Afterthoughts: When It Comes to First Jobs, the Worse They are, the Better
Managing editor Michael Keany reflects upon his first job–three rough months spent picking pineapples on Maui.

Photo: Courtesy Michael Keany
It’s funny how some of your fondest memories can come from your toughest ordeals. My first job, picking pineapple, was like that.
I was 15, it was a summer gig between my freshman and sophomore years of high school, and it was the worst three months of my young life to date. I mean, I’m nostalgic and proud of the experience now, but picking pineapple is back- and wrist-breaking work.
For 10 hours a day, you trudge through thick, spiny leaves behind a conveyor-belt boom, reaching down to grab every fruit you can find, snapping each one off the plant, twisting off the crown, and dumping the now-topless pineapple onto the belt. And repeat. The heat is brutal, the pace relentless, and no amount of canvas seems to protect your hands and arms from constant punctures and acid pineapple juice.
‘This is what it’s like to work for a living?’ I thought.
My parents found the job at the M. Yamamura & Sons farm for me through family friends and encouraged me to take it, which, in retrospect, was a bit unusual. For most of my childhood, they had been laissez-faire when it came to extracurricular activities for my sisters and me. No pressure to take music lessons, participate in athletics, go door-to-door selling $5 Portuguese-sausage tickets for school fundraisers. They trusted us to follow our own interests.
This job, though, they felt was important. I could have quit after that first horrible day, and my parents would have accepted it, but I felt that a subtle challenge had been set down. It was three months, I told myself, the end was in sight. I could do this.
My parents’ first jobs in Hawai‘i were in pineapple. They arrived on Maui in 1975, doing the free-spirited nomadic thing, as one did in those days, and both found work at Maui Land & Pineapple’s Kahului cannery. It was a temporary measure; my dad had a degree in chemical engineering from Rice University and had worked for several years at Procter & Gamble. But of course the job market for chemical engineers on Maui wasn’t exactly booming. And so, while the pay at the cannery wasn’t fantastic, it was at least easy to land a position, and they needed the cash.
My mom remembers being put on the crush line, where she had to pick debris out of the lower-grade pieces of pineapple sliding past her. “It was disgusting,” she says. “I was nauseated the entire time.”
But living on Maui was worth a little hazing, and a few years later, after I had been born, my dad was able to circle back around with Maui Pine. He landed a long-term consulting job, helping them research stuff like the practicality of switching pineapple juice containers from metal cans to aseptic “tetra pak”-style packaging. He was working cannery again, but this time behind the scenes.
He later jumped over to work for the other big-ag business in Maui, Hawaiian Commercial & Sugar Co., as a chemical engineer. Kids often have a fuzzy concept of what exactly their parents do at work, but I do know that, in addition to having an office at the Pā‘ia Sugar Mill, he often worked on special side projects for the company.
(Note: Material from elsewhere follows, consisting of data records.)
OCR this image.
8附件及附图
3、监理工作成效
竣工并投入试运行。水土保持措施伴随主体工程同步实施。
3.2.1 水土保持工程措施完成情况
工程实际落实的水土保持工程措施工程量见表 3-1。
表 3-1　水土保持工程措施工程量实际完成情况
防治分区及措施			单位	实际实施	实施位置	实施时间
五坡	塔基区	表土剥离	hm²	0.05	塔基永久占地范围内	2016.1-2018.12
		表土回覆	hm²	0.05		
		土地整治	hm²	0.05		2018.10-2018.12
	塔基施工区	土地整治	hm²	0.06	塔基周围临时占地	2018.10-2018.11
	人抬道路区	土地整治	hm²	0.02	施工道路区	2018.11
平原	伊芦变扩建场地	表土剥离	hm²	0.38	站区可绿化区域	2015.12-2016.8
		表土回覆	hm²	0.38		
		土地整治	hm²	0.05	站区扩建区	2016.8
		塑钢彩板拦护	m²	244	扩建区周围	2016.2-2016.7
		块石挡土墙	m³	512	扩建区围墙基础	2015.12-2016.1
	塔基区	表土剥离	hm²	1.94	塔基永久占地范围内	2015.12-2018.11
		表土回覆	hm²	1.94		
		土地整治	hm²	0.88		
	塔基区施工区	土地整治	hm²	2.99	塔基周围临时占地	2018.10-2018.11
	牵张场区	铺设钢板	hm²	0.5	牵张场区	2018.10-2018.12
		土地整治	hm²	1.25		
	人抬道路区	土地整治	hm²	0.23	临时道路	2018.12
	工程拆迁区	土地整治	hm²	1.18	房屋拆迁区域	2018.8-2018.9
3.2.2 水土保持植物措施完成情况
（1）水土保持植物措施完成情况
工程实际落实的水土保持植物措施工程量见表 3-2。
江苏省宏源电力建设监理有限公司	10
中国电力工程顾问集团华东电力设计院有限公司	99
Some of them were large-scale: He spent three years investigating the possibility of harvesting cane crops by cutting instead of burning them, and using the resulting waste materials in the field to create fiber for paper. Others were small: He was tasked with figuring out a way to keep the standing water in the roadside irrigation ditches in Pu‘unēnē from smelling like farts. Either way, my dad must have been happy to not be trimming pineapple in the cannery.
And maybe that was the point of having me pick pineapple: to give me a baseline from which to push off.
It couldn’t have been because they wanted me to follow in my dad’s footsteps. By the time I waded into the fields of Ha‘ikū in the summer of 1994, there was a sense that big agriculture on Maui was in its latter days. Sugar and pineapple were no longer the default career move, or even a standard rite of passage, in the way they used to be. By 2000, the entire Pā‘ia Mill had been shut down, leaving Pu‘unēnē as the lone sugar mill in the state. Maui Pine’s Kahului cannery closed in 2007.
I made it through those three months, and by the time I walked into my first sophomore class in the fall, sunburned and calloused, high school seemed downright appealing. Through the next few years of school, and crappy, entry-level jobs, I could always say, “At least it’s not picking pineapple.” Even today, when I’m on deadline with a story or enduring a long editorial planning meeting, I’m happy that I’m not picking pineapple. And for that I have to thank M. Yamamura & Sons, and my parents.